Personal branding sometimes gets a bad rap, but it’s well worth discussion. As my buddy Nando Rodriguez of Ogilvy + Mather puts it, think of “your personal brand as an identity that puts you at a 360-degree view.” Identify your unique selling points, know how you fit into your genre, and drive it home on your marketing platforms.
Arm #2: Your Blogging
When an author recently asked me what the single most important component of their marketing strategy should be, my answer was blogging. Something like 97% of consumers start looking for products on a search engine, but only 4% of first-time visitors to your website are ready to make a purchase. Having engaging content that’s targeted to your readers, not necessarily other authors or your friends, is key to making that instantaneous connection, so they’ll come back to you when they’re ready to buy.

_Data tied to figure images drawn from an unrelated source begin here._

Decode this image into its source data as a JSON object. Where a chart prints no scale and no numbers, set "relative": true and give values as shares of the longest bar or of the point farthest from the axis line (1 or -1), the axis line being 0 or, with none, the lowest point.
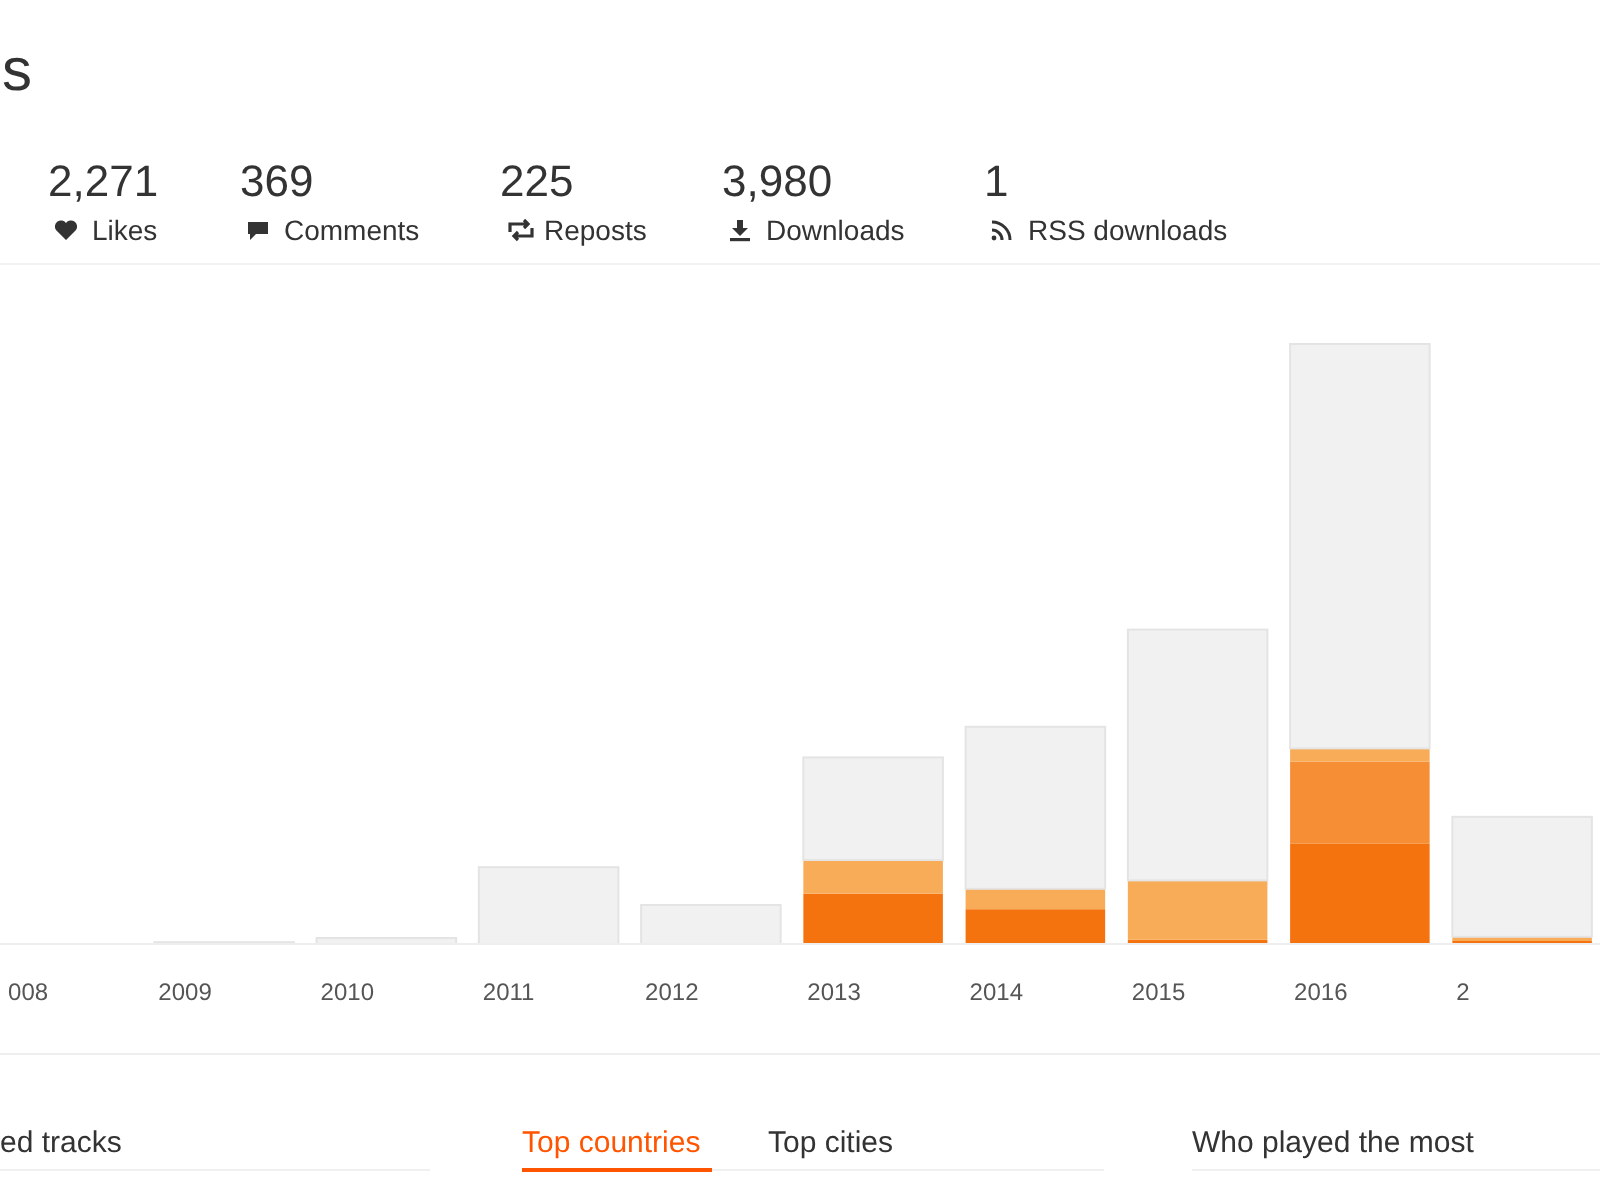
{
  "chart_data": {
    "type": "bar",
    "title": "s",
    "relative": true,
    "stacked": true,
    "categories": [
      "008",
      "2009",
      "2010",
      "2011",
      "2012",
      "2013",
      "2014",
      "2015",
      "2016",
      "2"
    ],
    "series": [
      {
        "color": "#f5730f",
        "values": [
          0,
          0,
          0,
          0,
          0,
          0.084,
          0.058,
          0.007,
          0.167,
          0.005
        ]
      },
      {
        "color": "#f68e35",
        "values": [
          0,
          0,
          0,
          0,
          0,
          0,
          0,
          0,
          0.137,
          0
        ]
      },
      {
        "color": "#f8ac58",
        "values": [
          0,
          0,
          0,
          0,
          0,
          0.056,
          0.034,
          0.099,
          0.022,
          0.007
        ]
      },
      {
        "color": "#f1f1f1",
        "values": [
          0,
          0.003,
          0.01,
          0.128,
          0.065,
          0.171,
          0.27,
          0.418,
          0.674,
          0.2
        ]
      }
    ],
    "annotations": [
      "2,271",
      "Likes",
      "369",
      "Comments",
      "225",
      "Reposts",
      "3,980",
      "Downloads",
      "1",
      "RSS downloads",
      "ed tracks",
      "Top countries",
      "Top cities",
      "Who played the most"
    ]
  }
}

While I believe producing blog content that readers want to bookmark and share should be our primary goal, positive search engine optimization (SEO) is also a bonus. Google loves websites that add fresh content on a regular basis, and studies routinely show consumers are lazy and pick one of the top search results. As a reward for all your hard work, you’ll start to steal one of the top spots for the words relevant to what you do, like “Indie chick-lit about teachers.”
Arm #3: Social Media
Every day, more than a half billion new Tweets are generated, which is more books than exist in the world. Social media is a nearly ubiquitous tool, and your challenge as an author is to stand out amidst the noise. Post invaluable content, build genuine relationships, and perhaps most importantly, let other authors bask in your limelight once in awhile.
Arm #4: Email Marketing
There’s no single marketing tactic that’s more divisive than email marketing. Honestly, I’m a fan because it works, and it has the highest return on investment (ROI) of any form of marketing. Follow the Federal Trade Commission’s Can-SPAM act to the letter, and don’t add any contacts who haven’t specifically opted into communication. Use your email list as a tool for relaying extra important and relevant information to people who already love you, and you’ll be thrilled with the results.
Arm #5: Your Website
People really hate slow-to-load websites that look like they’re stuck in the ‘90s. 58% of consumers will actively try to avoid a brand in the future if the company’s website leaves something to be desired. Gorgeous custom web designs are pricy, but there are plenty of professional-looking WordPress templates for less than the price of 10 lattes. Believe me, a website design that means business is well worth your investment.
While these five arms are just a basic overview of the critical components of an online presence, you’ll be less agile and effective if you eliminate one. Wherever your readers are, you should be also.